First impressions last, as the overused saying goes, so what impressions are being left by Sydney Airport on first-time visitors, particularly international ones?
Much better ones than 10 years ago, that’s for sure, but arguably not ones that would allow SYD to compete with some of the world’s best, like Singapore Changi, Dubai International or even London Heathrow (although it must be said if you’re using anything but T5, it can be a patchy experience).
Significant indoor/outdoor space? No. Large kids’ playing areas? No. Easy transition from international to domestic? No.
But it is much closer to the city than most other large airports, and there is a willingness to look at how things could be improved, especially with cross-town rival Western Sydney International coming online at the end of next year.
Sydney Gateway is an example of that – it might be a bit of a spaghetti junction, but it works well and provides even easier access to SYD from multiple directions. The five-year parking upgrade plan is another example of that.
This week, SYD dropped the draft Masterplan 2045, the biggest indication yet that it is more than serious about significantly adjusting that first impression.
This is, of course, an upgrade to what was already in play, Master Plan 2039, released in April 2019 under then CEO Geoff Culbert, prior to that small bump in the road in 2020.
Arguably of most importance operationally is the reconfiguration of Terminal 2 and Terminal 3 to be combined and have the capacity to handle international flights. That will include a common-use outbound terminal processor with segregated international arrivals.
T2 and T3 will be essentially unrecognisable, with a new western concourse between the two to link them properly, rotunda upgrades around that new section to accommodate new aircraft, new T3 north face upgrades and an extension to the north pier, and a new Pier C as part of T2.
Importantly, T1, now used for international operations, will still be used. According to the Master Plan, “Passengers will be processed through a common-use transfer lounge and can travel between the T1 International Operations Precinct and the T2/T3 Integrated Operations Precinct via an airside corridor”.
Hopefully that will be an easy and frequent system that allows passengers to zip from T1 to T2/T3 in a few minutes.
Why is this important? Because according to the Master Plan itself, traffic into SYD (not the whole of Sydney including WSI) is about to increase significantly.
Almost 73 million annual passengers will arrive at SYD by 2045, up from the 41.4 million currently served. The main driver of that growth will be international passengers, who are forecast to account for 36.4 million of the total by then – more than domestic will contribute.
To put that into context, the current split today is 16.3 million international and 25.1 million domestic.
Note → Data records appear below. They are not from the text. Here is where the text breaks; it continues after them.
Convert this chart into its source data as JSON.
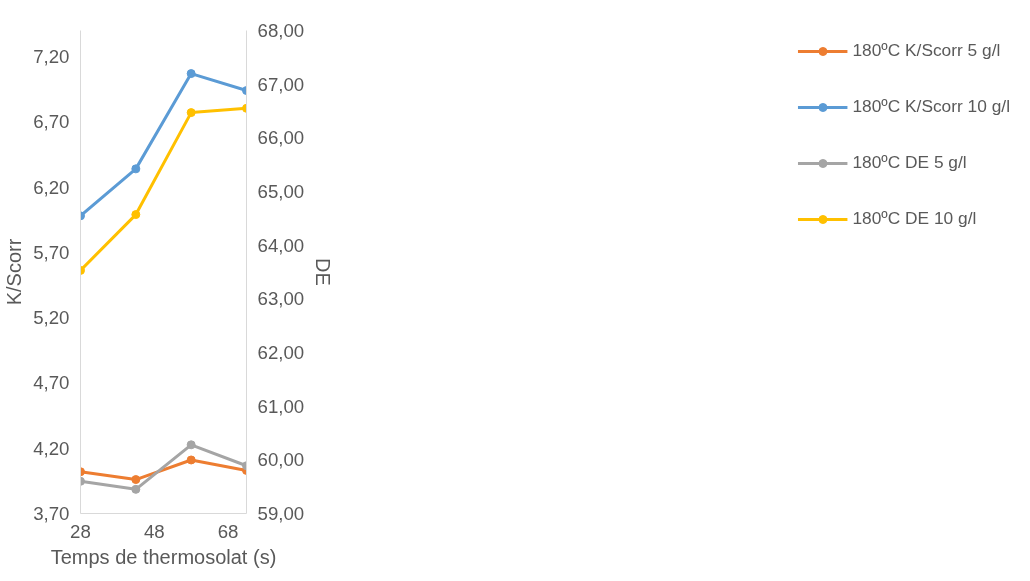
{
  "chart_data": {
    "type": "line",
    "xlabel": "Temps de thermosolat (s)",
    "ylabel": "K/Scorr",
    "y2label": "DE",
    "x": [
      28,
      43,
      58,
      73
    ],
    "series": [
      {
        "name": "180ºC K/Scorr 5 g/l",
        "color": "#ed7d31",
        "values": [
          4.02,
          3.96,
          4.11,
          4.03
        ]
      },
      {
        "name": "180ºC K/Scorr 10 g/l",
        "color": "#5b9bd5",
        "values": [
          5.98,
          6.34,
          7.07,
          6.94
        ]
      },
      {
        "name": "180ºC DE 5 g/l",
        "color": "#a5a5a5",
        "values": [
          59.6,
          59.45,
          60.28,
          59.89
        ],
        "axis": "y2"
      },
      {
        "name": "180ºC DE 10 g/l",
        "color": "#ffc000",
        "values": [
          63.53,
          64.57,
          66.47,
          66.55
        ],
        "axis": "y2"
      }
    ],
    "xlim": [
      28,
      73
    ],
    "xticks": [
      28,
      48,
      68
    ],
    "ylim": [
      3.7,
      7.4
    ],
    "yticks": [
      {
        "value": 3.7,
        "label": "3,70"
      },
      {
        "value": 4.2,
        "label": "4,20"
      },
      {
        "value": 4.7,
        "label": "4,70"
      },
      {
        "value": 5.2,
        "label": "5,20"
      },
      {
        "value": 5.7,
        "label": "5,70"
      },
      {
        "value": 6.2,
        "label": "6,20"
      },
      {
        "value": 6.7,
        "label": "6,70"
      },
      {
        "value": 7.2,
        "label": "7,20"
      }
    ],
    "y2lim": [
      59,
      68
    ],
    "y2ticks": [
      {
        "value": 59,
        "label": "59,00"
      },
      {
        "value": 60,
        "label": "60,00"
      },
      {
        "value": 61,
        "label": "61,00"
      },
      {
        "value": 62,
        "label": "62,00"
      },
      {
        "value": 63,
        "label": "63,00"
      },
      {
        "value": 64,
        "label": "64,00"
      },
      {
        "value": 65,
        "label": "65,00"
      },
      {
        "value": 66,
        "label": "66,00"
      },
      {
        "value": 67,
        "label": "67,00"
      },
      {
        "value": 68,
        "label": "68,00"
      }
    ],
    "grid": false,
    "legend": "right",
    "marker": "circle",
    "line_style": "solid"
  }
}
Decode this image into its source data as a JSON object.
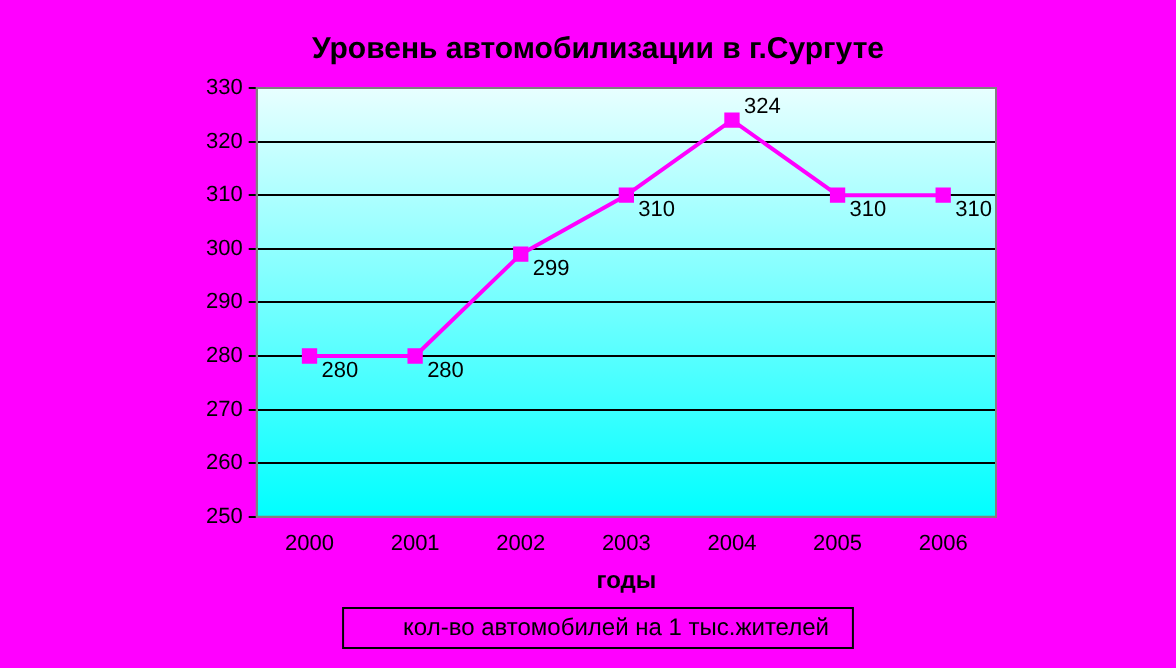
{
  "chart_data": {
    "type": "line",
    "title": "Уровень автомобилизации в г.Сургуте",
    "xlabel": "годы",
    "categories": [
      "2000",
      "2001",
      "2002",
      "2003",
      "2004",
      "2005",
      "2006"
    ],
    "series": [
      {
        "name": "кол-во автомобилей на 1 тыс.жителей",
        "color": "#ff00ff",
        "values": [
          280,
          280,
          299,
          310,
          324,
          310,
          310
        ]
      }
    ],
    "ylim": [
      250,
      330
    ],
    "yticks": [
      250,
      260,
      270,
      280,
      290,
      300,
      310,
      320,
      330
    ],
    "grid": "y",
    "legend": "bottom",
    "marker": "square",
    "line_style": "solid",
    "data_labels": true
  }
}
SYD is going to want to get the upgrades right if it’s to handle that level of passengers successfully and leave a great first impression. Imagine how many of those 36.4 million will be first-time visitors.
Over on the other side of town, WSI’s Master Plan 2045 suggests it will see 19.3 million passengers annually by that year, with 58% of those passengers being international.
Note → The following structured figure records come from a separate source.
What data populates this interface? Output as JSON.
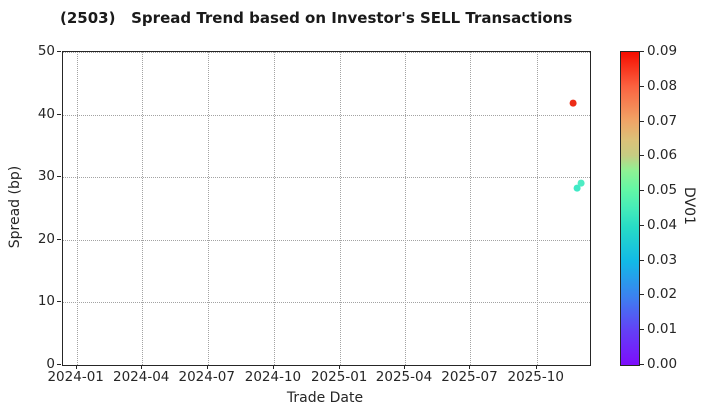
{
  "chart_data": {
    "type": "scatter",
    "title": "(2503)   Spread Trend based on Investor's SELL Transactions",
    "xlabel": "Trade Date",
    "ylabel": "Spread (bp)",
    "grid": true,
    "grid_style": "dotted",
    "background_color": "#ffffff",
    "ylim": [
      0,
      50
    ],
    "yticks": [
      0,
      10,
      20,
      30,
      40,
      50
    ],
    "x_domain": [
      "2023-12-13",
      "2025-12-14"
    ],
    "xticks": [
      {
        "label": "2024-01",
        "date": "2024-01-01"
      },
      {
        "label": "2024-04",
        "date": "2024-04-01"
      },
      {
        "label": "2024-07",
        "date": "2024-07-01"
      },
      {
        "label": "2024-10",
        "date": "2024-10-01"
      },
      {
        "label": "2025-01",
        "date": "2025-01-01"
      },
      {
        "label": "2025-04",
        "date": "2025-04-01"
      },
      {
        "label": "2025-07",
        "date": "2025-07-01"
      },
      {
        "label": "2025-10",
        "date": "2025-10-01"
      }
    ],
    "points": [
      {
        "date": "2025-11-20",
        "spread": 41.8,
        "dv01": 0.088,
        "color": "#ed2d17"
      },
      {
        "date": "2025-11-26",
        "spread": 28.2,
        "dv01": 0.044,
        "color": "#3fe9c6"
      },
      {
        "date": "2025-12-02",
        "spread": 29.0,
        "dv01": 0.046,
        "color": "#4decc3"
      }
    ],
    "point_diameter": 6.8,
    "colorbar": {
      "label": "DV01",
      "min": 0.0,
      "max": 0.09,
      "ticks": [
        "0.00",
        "0.01",
        "0.02",
        "0.03",
        "0.04",
        "0.05",
        "0.06",
        "0.07",
        "0.08",
        "0.09"
      ],
      "gradient_stops": [
        {
          "pos": 0.0,
          "color": "#7d0dfc"
        },
        {
          "pos": 0.11,
          "color": "#6340f6"
        },
        {
          "pos": 0.22,
          "color": "#3b82f0"
        },
        {
          "pos": 0.33,
          "color": "#12b9e6"
        },
        {
          "pos": 0.44,
          "color": "#27dcc6"
        },
        {
          "pos": 0.5,
          "color": "#45ecb9"
        },
        {
          "pos": 0.56,
          "color": "#63f6a5"
        },
        {
          "pos": 0.62,
          "color": "#8ef294"
        },
        {
          "pos": 0.67,
          "color": "#c6cc82"
        },
        {
          "pos": 0.72,
          "color": "#dcc178"
        },
        {
          "pos": 0.78,
          "color": "#f0a466"
        },
        {
          "pos": 0.89,
          "color": "#fa6240"
        },
        {
          "pos": 1.0,
          "color": "#f60d00"
        }
      ]
    },
    "style_colors": {
      "spine": "#262626",
      "grid": "#a3a3a3",
      "tick_label": "#262626",
      "title": "#1a1a1a"
    }
  }
}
By its own admission, “Since this initial forecast, subsequent airport demand and air space modelling, as well as further information regarding domestic and international airlines routes, have become available”, which indicated demand could be increased and timing pulled forward as much as one to two years for the hub’s 2033 forecasts.
The advantage WSI has is that it is far easier to build a modern and streamlined airport when you can start from scratch, not battling foundations of bygone eras.
To paraphrase Kevin McCloud, buildings have a funny way of dictating what happens.
Either way, forecasts combined from SYD and WSI make for happy reading for the travel industry. 19.3 million passengers per year in 2045 for WSI, 72.6 million for SYD. That’s almost 100 million passengers in one year for one city in Australia.
I believe they called that “rude health” back in the day.
The rest of the week…
It’s been a tough week for Corporate Travel Management (CTM), which is set for a much longer break from the ASX than originally anticipated.
Securities in CTM will remain suspended until at least November 2025 due to unresolved issues regarding its European accounts for FY25 and previous years.
KPMG has been engaged to conduct a thorough review of CTM’s 2023-2025 statements for the Europe region, however work will not be complete in time for CTM to finalise its full-year report by 25 September.
In more positive news, AmaWaterways quite casually announced eight new river cruise ships that will be progressively delivered over the next five years.
Once all ships are operational, the order will take AmaWaterways’ global fleet to more than 40 ships – double what it offered in 2020.
And Victorians will be celebrating after a backpedalling by the Victorian Government on funding cuts to tourism and marketing activities. All up, it will mean an additional $43.7 million over two years.
Finally, if you ever felt like making your thoughts known to a supplier (politely of course), you might be happy to know that some do indeed listen. Carnival Cruise Line for one.
After a mixed response from customers toward the revamped Carnival Rewards loyalty program, the line has made changes to its earning structure prior to launch.
Travel industry out for another week. Enjoy the weekend.